Back in the real world, there are, in fact, active programs to search space for natural antimatter sources. For example, the Payload for Antimatter Matter Exploration and Light-nuclei Astrophysics (PAMELA) mission is looking for the telltale signs of antimatter concentrations (so-called antimatter fountains) within our galaxy. Moreover, the NASA Institute for Advanced Concepts funded a study called “Antimatter Harvesting in Space” to determine feasibility of collecting wisps of antimatter possibly present in our own solar system to power future deep-space missions.
On Earth, antimatter is routinely created and stored at CERN, a European research center straddling the bounder between France and Switzerland, in its Antiproton Decelerator (AD). CERN’s antimatter supply was used to construct an antimatter weapon in the fictional novel Angles and Demons from Dan Brown of The Da Vinci Code fame. However in reality, the CERN AD is a research instrument, and could never make enough antimatter for either weapons or energy generation. In fact, CERN has posted a humorous Q&A in response to the public’s questions about antimatter bombs and power generation. CERN states, “antimatter does not occur in nature; we first have to make every single antiparticle, and we have to invest (much) more energy than we get back during annihilation.”
That critical point deserves repeating. Just like hydrogen, batteries, and capacitors, antimatter is not a source of energy but instead an energy storage medium. As there are no natural terrestrial sources of antimatter, its utility for energy applications is inexorably linked to how efficiently it is produced and how easily it is stored. According to CERN, only one tenth of a billion of the energy invested to make antimatter is released via mutual annihilation with matter. They put it bluntly: “if we could assemble all the antimatter we’ve ever made at CERN and annihilate it with matter, we would have enough energy to light a single electric light bulb for a few minutes.” According to a NASA feature entitled, “What’s the Matter with Antimatter?” the worldwide production rate of antimatter is on the order of 1 to 10 nanograms per year.
Despite challenges, researchers and companies are pursuing generation and storage of antimatter for commercial ventures, most notably medical applications. For example, Hbar Technologies in Illinois is developing new means of producing antimatter that will be much more efficient and economical than the CERN Antiproton Decelerator. Also, as reported in “Novel solution to antimatter storage” at www.labnews.co.uk, Dr Masaki Hori, a EURYI Award winner, is developing technology to store antimatter with radiofrequencies instead of conventional electromagnetic fields to reduce storage container size.

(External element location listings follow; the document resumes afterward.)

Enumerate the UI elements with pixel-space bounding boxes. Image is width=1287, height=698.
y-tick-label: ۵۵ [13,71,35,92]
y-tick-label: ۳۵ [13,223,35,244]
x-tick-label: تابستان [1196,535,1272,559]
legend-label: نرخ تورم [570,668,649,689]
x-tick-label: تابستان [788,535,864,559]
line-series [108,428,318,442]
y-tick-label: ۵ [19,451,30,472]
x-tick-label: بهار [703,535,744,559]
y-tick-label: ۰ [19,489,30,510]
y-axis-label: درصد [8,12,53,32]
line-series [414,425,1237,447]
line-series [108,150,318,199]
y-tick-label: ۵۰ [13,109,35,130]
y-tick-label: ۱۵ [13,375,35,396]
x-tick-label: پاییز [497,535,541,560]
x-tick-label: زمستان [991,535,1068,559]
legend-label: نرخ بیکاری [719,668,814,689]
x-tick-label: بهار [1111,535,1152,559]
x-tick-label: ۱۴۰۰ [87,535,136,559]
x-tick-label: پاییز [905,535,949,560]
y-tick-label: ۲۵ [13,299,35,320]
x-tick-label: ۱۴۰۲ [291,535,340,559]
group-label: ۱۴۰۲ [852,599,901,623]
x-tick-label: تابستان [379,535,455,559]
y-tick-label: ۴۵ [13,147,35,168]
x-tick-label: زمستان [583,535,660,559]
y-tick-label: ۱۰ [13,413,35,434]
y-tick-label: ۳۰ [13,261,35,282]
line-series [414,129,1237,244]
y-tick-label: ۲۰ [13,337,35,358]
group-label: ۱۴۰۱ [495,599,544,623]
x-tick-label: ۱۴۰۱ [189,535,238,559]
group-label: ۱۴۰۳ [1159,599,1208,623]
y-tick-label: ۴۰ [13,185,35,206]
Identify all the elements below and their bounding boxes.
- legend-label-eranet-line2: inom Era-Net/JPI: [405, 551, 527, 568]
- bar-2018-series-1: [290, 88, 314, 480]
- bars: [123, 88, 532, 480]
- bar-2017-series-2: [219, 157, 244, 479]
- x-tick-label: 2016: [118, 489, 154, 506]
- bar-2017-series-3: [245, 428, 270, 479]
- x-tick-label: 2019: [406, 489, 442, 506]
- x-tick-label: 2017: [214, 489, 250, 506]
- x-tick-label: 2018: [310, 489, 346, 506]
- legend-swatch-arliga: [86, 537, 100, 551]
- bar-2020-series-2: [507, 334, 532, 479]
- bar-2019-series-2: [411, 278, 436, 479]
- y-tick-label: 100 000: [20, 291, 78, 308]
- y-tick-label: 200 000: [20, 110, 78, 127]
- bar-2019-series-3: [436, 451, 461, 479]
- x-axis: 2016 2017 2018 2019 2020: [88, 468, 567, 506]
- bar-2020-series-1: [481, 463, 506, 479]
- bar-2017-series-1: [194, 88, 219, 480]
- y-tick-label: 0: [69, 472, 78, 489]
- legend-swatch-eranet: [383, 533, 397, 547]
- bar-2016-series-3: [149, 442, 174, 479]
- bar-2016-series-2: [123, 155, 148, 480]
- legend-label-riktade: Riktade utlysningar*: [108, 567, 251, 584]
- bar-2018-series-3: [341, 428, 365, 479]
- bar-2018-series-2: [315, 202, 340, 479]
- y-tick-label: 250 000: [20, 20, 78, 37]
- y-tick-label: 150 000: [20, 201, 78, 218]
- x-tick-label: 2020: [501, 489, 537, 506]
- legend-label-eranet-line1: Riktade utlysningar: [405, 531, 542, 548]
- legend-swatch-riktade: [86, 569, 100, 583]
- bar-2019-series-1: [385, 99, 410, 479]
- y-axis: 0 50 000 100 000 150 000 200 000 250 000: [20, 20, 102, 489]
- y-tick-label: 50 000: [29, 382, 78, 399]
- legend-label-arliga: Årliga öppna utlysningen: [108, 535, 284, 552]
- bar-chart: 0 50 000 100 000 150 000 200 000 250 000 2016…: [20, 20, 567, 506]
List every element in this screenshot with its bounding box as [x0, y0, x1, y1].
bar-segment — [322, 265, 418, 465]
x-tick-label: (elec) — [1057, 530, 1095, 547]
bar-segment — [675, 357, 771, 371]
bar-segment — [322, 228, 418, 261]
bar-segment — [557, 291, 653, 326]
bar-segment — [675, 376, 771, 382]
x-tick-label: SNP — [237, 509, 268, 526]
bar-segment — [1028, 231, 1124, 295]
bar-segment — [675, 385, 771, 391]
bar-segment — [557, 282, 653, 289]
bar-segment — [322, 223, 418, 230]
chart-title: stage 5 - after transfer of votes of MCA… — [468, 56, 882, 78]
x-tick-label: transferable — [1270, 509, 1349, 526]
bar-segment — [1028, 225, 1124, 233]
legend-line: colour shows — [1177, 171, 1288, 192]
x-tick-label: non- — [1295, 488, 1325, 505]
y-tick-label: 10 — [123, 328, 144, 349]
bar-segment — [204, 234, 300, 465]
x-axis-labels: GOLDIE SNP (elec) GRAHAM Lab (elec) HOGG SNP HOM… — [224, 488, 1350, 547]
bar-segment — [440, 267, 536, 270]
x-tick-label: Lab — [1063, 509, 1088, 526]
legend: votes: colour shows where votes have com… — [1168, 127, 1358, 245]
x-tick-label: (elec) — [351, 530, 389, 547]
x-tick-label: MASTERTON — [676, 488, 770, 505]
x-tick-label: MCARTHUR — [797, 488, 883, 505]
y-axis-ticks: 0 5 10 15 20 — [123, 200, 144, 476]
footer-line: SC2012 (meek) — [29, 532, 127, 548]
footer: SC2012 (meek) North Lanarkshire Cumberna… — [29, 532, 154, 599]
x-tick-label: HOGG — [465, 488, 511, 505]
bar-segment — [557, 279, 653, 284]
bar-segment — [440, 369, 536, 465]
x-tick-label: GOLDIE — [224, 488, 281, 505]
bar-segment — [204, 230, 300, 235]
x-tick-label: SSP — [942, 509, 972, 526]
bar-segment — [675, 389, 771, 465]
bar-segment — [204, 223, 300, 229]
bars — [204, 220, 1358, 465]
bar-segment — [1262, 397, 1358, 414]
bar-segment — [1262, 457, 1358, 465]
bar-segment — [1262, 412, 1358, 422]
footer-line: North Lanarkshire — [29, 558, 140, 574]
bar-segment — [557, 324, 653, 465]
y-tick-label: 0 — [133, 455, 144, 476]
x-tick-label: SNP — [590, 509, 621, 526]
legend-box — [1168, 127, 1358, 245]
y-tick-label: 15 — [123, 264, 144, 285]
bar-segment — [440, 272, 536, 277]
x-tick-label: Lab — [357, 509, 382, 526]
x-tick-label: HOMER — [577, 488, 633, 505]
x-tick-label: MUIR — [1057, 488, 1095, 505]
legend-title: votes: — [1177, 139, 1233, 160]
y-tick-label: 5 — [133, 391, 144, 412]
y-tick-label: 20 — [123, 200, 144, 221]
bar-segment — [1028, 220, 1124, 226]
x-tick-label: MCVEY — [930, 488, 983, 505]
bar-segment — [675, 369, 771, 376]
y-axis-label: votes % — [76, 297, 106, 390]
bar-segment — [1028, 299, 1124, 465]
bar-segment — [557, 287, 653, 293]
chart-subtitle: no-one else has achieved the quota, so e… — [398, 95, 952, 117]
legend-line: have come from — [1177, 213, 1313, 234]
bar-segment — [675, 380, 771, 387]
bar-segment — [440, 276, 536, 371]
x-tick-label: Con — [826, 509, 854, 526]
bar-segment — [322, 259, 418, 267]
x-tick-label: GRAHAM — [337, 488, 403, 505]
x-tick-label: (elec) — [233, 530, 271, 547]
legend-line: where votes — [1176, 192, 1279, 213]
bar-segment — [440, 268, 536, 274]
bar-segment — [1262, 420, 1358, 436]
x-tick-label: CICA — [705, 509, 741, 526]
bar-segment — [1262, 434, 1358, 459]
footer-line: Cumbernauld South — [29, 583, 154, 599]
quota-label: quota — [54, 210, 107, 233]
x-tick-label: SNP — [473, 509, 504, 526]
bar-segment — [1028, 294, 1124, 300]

So, will matter / antimatter energy creation be a viable power source in the future? For space applications, perhaps it will; if there is enough antimatter within our solar system to make collection viable, as it hoped by NASA. However for terrestrial applications, antimatter is only a storage medium, not an energy source. Thus, to be economically viable, antimatter must prove more efficient to generate than store than existing energy media like hydrogen, electrochemical potential in batteries, kinetic energy in flywheels, or even potential energy of water sitting behind damns. Given antimatter’s inherent inefficiencies, mutual annihilation has no chance of beating out more conventional energy technologies for terrestrial energy storage applications.